Second, these assays only measure the binding of IgE to the allergens on the solid phase. While IgE binding is the essential first step during an allergic reaction, it does not necessarily lead to the complete allergic reaction, just as a key that can be inserted into a lock does not guarantee that it can open that lock. Therefore, antibodies that are structurally similar to the antibodies that are being measured will also show up in the assay, but these cross-reacting antibodies might actually be specific for bacterial or other irrelevant antigens.
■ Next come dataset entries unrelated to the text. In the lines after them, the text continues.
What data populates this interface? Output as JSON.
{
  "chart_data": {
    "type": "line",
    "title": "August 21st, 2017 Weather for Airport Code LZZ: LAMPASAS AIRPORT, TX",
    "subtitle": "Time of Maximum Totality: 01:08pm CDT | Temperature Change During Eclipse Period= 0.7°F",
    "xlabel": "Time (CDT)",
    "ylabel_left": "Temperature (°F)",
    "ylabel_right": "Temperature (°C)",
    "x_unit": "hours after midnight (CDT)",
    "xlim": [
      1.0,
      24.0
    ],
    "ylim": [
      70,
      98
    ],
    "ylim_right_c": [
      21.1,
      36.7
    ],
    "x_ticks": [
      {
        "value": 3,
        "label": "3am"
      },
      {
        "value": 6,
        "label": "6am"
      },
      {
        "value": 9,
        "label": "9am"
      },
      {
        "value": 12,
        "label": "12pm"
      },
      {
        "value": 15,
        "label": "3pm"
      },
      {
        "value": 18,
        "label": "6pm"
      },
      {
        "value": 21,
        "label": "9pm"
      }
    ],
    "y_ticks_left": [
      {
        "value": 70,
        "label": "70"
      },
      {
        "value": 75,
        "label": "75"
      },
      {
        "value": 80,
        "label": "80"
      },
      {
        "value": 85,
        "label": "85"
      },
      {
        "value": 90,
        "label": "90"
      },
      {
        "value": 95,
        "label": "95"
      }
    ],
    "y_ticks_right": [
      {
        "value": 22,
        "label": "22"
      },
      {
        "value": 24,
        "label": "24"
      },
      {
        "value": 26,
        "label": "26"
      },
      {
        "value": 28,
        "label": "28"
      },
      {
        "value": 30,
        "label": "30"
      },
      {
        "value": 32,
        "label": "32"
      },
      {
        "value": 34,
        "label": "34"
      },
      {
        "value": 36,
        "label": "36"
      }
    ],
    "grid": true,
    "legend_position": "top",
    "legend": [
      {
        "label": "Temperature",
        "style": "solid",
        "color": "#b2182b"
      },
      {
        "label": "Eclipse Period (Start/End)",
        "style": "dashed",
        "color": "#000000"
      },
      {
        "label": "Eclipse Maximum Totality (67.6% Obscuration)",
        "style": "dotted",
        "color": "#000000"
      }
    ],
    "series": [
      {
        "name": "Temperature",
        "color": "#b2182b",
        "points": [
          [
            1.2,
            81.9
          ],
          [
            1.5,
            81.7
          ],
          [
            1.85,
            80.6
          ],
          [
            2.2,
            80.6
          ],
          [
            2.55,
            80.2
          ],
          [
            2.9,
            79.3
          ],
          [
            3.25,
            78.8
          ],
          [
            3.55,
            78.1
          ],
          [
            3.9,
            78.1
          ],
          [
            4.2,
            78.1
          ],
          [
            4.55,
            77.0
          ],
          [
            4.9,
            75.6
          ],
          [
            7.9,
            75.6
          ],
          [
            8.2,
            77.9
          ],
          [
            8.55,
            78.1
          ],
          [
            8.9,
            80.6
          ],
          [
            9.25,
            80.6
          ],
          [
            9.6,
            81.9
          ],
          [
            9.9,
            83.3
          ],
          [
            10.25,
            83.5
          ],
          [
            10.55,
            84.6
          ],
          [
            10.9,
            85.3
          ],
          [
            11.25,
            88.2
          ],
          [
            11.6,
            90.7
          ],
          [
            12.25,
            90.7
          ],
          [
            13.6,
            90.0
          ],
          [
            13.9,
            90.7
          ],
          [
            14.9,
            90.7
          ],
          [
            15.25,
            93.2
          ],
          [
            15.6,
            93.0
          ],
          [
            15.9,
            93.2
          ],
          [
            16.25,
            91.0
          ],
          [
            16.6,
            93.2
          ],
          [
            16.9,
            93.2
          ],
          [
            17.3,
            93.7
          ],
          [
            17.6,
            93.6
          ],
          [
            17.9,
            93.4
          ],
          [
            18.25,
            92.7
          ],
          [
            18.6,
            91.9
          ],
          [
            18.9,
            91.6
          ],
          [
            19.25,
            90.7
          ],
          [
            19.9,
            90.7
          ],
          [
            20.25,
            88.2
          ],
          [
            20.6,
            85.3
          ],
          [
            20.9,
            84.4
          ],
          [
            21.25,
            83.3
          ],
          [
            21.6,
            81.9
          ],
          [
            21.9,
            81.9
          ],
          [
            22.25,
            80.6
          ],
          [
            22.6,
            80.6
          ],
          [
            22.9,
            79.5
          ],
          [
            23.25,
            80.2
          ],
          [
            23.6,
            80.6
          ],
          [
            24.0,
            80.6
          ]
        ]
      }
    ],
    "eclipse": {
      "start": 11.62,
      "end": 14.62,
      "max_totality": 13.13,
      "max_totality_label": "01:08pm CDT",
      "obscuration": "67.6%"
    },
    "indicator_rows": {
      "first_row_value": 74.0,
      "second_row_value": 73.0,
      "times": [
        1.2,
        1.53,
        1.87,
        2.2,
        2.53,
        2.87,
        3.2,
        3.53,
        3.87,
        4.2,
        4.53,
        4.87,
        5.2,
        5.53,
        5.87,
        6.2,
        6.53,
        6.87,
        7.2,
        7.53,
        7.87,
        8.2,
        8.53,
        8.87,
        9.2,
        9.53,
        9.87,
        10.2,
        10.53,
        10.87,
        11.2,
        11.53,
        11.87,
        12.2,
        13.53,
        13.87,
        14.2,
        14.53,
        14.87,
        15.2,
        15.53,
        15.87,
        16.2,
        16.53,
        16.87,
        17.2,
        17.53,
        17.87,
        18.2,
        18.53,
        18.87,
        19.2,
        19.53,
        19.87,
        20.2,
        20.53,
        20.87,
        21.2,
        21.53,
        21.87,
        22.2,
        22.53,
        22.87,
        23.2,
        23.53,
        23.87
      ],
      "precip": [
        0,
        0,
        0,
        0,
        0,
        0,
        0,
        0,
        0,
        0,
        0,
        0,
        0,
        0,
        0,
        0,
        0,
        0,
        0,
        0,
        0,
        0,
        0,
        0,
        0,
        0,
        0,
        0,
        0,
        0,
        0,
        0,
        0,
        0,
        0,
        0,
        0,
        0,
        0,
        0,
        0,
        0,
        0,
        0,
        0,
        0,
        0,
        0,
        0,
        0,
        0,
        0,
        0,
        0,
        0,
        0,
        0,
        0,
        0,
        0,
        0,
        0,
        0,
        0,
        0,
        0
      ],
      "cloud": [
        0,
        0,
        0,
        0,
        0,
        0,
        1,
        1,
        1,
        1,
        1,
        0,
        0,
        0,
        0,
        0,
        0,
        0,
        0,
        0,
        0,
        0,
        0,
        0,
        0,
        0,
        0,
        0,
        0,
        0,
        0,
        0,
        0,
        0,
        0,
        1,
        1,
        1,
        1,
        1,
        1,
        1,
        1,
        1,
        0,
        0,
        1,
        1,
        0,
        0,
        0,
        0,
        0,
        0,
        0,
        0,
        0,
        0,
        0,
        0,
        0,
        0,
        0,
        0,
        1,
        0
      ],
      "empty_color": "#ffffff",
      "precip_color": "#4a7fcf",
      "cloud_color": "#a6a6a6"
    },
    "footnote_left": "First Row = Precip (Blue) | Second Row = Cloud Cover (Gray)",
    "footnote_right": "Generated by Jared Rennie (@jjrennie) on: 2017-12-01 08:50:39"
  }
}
This problem is extremely common in patients with very high total IgE levels, such as patients with eczema who has repeated skin infections. On average, there is a greater than 50% chance of a positive food IgE test result being false.
Studies in the 1970s found that IgG antibodies can also cause allergic reactions in rodents. Therefore, tests for IgG antibodies that bind to food were developed, because IgG antibodies are very abundant (several million-fold more concentrated than IgE) and hence very easy to measure with crude assays such as ELISA. However, IgG antibodies do NOT lead to allergic reactions in human beings. In fact, one of the mechanisms that the body uses to produce immune tolerance is allergen-specific IgG4 antibodies. IgG4 antibodies are immunologically inert, yet they compete with IgE for allergen binding, and since they exist at much higher concentrations, they can effectively block IgE-mediated allergic reactions. Accurate tests that measure allergen-specific IgG4 are useful in determining immunological tolerance, especially during desensitization therapy.
Despite their lack of effectiveness, IgG blood tests are still being heavily promoted for the diagnosis of food allergy and “intolerance”. Many patients have been misled by these tests into believing that they have multiple food allergies, and undergo unnecessary and even harmful food avoidance. More ominously, real food allergy remains undiagnosed, leading to fatal or near-fatal accidents. Any laboratory that promotes food IgG tests for diagnosing allergy is perpetrating healthcare fraud.
Specific IgE blood tests are useful when skin testing is impractical, such as when patients have active urticaria (hives) or other skin conditions, or if patients cannot stop antihistamine treatment. Only tests that have been validated, i.e. tests that have received FDA approval or clearance, should be used. Blood test results must be interpreted with care, and positive results should be verified by challenge testing unless there is strong clinical evidence to support the results. The level of specific IgE might be useful in monitoring the progression of food allergies, since a declining trend of food-specific IgE is a good prognostic factor for eventually outgrowing that allergy.
The most commonly used FDA-approved allergy blood tests include RAST, MAST, CAP, UniCAP and chemiluminescence assay.
Many laboratories performing non-validated blood tests claim that these tests can be used to identify food intolerance. Such tests typically test for dozens or even hundreds of foods using crude methods such as ELISA. Food intolerance is not a diagnosis, rather an umbrella term for any condition that produces symptoms due to food ingestion. Food allergy, for example, is a form of food intolerance. Other examples include enzyme deficiencies that can lead to indigestion or malabsorption of certain nutrients, pharmacological effects of food chemicals such as caffeine etc.
Since none of these conditions, with the exception of food allergy, involve food-specific antibodies, antibody blood tests have no role in making diagnosis. Any laboratory that claims that a blood test can be used to diagnose food intolerance is committing healthcare fraud.